4. Before Work II: Caffeine.

Around 100-400 mg of caffeine should do the trick. It not only gives dopamine a little kick, but also makes your body more receptive to the dopamine that’s floating around. Just be mindful not to indulge too close to bedtime.

5. Before Work III/During Break: NSDR (Non-sleep Deep Rest).

Engaging in 10–20 minutes of NSDR (Non-Sleep Deep Rest) can increase your dopamine levels. While dopamine release in other brain pathways are associated with motivation and drive, during NSDR, the increased dopamine release occurs within the nigrostriatal pathway, which is associated with divergent thinking and creativity.

According to a study, the dopamine release during NSDR was observed to be as much as 65% above baseline.

NSDR is similar to many meditation techniques and can be done lying or sitting. Here are free NSDR sessions (10, 15 & 20 minutes) based on Andrew Huberman’s protocol.

6. Anytime During the Day: Exercise.

Get moving! Regular aerobic exercise can amp up dopamine release and availability in your brain. So, aim for 30 minutes of moderate-intensity workouts most days of the week.

7. Before Bed: No Bright Lights After 10 P.M

Bright lights after 10 P.M (yes, even your smartphone 😢) can activate a brain area called the habenula and significantly decrease the amount of dopamine in your body. Here are some tips:

  1. Adjust Lighting: Dim the lights, use warmer tones, and position lights lower in the room. This is because the lower part of the eyes is more responsible for sending wakeful signals to the brain, similar to how morning sunlight from above hits your lower eyes.

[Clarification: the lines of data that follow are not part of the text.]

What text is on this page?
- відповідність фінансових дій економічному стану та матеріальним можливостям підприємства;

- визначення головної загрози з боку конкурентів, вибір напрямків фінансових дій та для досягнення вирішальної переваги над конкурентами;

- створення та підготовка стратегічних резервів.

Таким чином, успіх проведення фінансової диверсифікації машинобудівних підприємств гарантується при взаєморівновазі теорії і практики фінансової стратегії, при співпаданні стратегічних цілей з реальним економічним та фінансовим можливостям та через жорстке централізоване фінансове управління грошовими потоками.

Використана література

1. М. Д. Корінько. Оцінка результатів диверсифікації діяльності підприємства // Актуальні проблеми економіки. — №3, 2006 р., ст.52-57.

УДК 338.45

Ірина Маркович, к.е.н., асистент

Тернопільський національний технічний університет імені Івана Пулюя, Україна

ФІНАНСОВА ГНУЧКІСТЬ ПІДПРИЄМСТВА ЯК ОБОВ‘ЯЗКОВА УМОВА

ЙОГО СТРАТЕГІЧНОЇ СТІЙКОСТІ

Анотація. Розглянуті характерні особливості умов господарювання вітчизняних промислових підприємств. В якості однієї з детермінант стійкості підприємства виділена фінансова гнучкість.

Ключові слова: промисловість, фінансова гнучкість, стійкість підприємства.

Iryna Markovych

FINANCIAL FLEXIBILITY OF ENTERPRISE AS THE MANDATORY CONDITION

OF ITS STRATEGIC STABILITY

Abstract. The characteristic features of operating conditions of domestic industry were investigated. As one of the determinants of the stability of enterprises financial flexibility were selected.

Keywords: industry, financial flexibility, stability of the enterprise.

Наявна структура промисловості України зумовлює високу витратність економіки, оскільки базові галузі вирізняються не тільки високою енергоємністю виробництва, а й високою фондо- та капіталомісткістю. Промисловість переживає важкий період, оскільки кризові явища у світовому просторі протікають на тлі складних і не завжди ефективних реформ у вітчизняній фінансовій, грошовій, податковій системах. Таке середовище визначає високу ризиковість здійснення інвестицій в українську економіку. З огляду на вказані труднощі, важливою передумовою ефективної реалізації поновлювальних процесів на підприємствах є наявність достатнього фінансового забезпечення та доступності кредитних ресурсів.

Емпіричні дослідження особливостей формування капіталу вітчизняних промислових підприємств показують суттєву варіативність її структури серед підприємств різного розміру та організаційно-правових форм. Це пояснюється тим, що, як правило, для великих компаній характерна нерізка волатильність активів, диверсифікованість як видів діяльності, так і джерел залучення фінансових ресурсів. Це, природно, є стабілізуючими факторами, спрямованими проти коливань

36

  2. Limit Screen Time: Minimize screen exposure before bedtime. Utilize devices in night mode, which employs a yellow filter to reduce disruptive blue light.

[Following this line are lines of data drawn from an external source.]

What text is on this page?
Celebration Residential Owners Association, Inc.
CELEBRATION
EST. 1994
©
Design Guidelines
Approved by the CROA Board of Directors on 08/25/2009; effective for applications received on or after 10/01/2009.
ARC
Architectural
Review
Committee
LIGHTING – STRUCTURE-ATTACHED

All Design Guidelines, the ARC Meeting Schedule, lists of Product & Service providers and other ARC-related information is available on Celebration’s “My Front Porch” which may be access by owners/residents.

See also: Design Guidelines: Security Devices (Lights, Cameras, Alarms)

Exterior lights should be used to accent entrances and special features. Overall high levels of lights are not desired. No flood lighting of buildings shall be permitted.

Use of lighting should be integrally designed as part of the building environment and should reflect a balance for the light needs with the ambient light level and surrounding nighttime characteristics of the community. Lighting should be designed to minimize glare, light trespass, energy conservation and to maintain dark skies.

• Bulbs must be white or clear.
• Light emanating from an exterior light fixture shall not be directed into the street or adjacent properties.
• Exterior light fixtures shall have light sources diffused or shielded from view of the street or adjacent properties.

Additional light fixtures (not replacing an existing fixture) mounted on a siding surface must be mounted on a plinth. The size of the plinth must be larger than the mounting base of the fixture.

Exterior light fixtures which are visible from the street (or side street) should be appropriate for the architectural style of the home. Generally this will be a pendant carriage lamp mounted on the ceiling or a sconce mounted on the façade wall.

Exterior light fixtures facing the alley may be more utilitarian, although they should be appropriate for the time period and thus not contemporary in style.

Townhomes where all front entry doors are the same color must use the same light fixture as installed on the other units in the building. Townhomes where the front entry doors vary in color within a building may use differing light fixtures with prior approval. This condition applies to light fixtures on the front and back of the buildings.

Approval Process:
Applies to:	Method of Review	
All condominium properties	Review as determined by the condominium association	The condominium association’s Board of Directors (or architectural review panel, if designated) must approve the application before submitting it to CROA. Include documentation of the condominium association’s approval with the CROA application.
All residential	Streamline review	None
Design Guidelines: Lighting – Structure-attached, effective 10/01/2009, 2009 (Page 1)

  3. Use Blue Light Blocking Glasses: These glasses can help counteract the stimulating effects of blue light, promoting a more relaxed pre-sleep environment.
8. At Bedtime: Get Sufficient Quality Sleep.

When you sleep, your brain gets busy fixing stuff, like regulating dopamine and other important chemicals. So, when you get a good night’s sleep, it’s like giving your brain a well-deserved dopamine recharge.

Extra: Supplements for Dopamine (Experimental):

Here are some supplements for a dopamine boost, recommended by Andrew Huberman:

  1. L-Tyrosine: L-Tyrosine is an amino acid precursor to dopamine.

  2. Phenylethylamine (PEA) Supplementation (warning): PEA temporarily increases dopamine in the brain, aiding focus.

    However, it’s succeeded by a subsequent crash. Therefore, take it only occasionally and adjust your actions accordingly.

    It can be found in various foods, chocolate being one of the sources enriched in PEA. Other foods include, beef, chicken, fish, soy products, almonds, peanuts, and aged cheeses (like cheddar and Swiss cheese).

    Personally, Huberman occasionally uses PEA as a focus and work aid, especially during intense mental work sessions. He typically combines 500 milligrams of PEA with 300 milligrams of Alpha-GPC. The dopamine increase from PEA remains for about 30 to 45 minutes.

  3. Macuna Pruriens (warning): Also called velvet bean, it’s a tropical legume plant with bean pods rich in L-DOPA, a precursor to dopamine. Macuna Pruriens’ dopamine surge can lead to mood and motivation decline after, so take it with the crash in mind.


While waiting (or dopamine detoxing) may work, it tends to take a lot of time. However, if you’ve been exposed to too many quick-dopamine sources for a long time (for example, partying for 2 days), leading to extremely low baseline dopamine levels, a dopamine detox can work alongside other methods mentioned here to get you back to normal faster.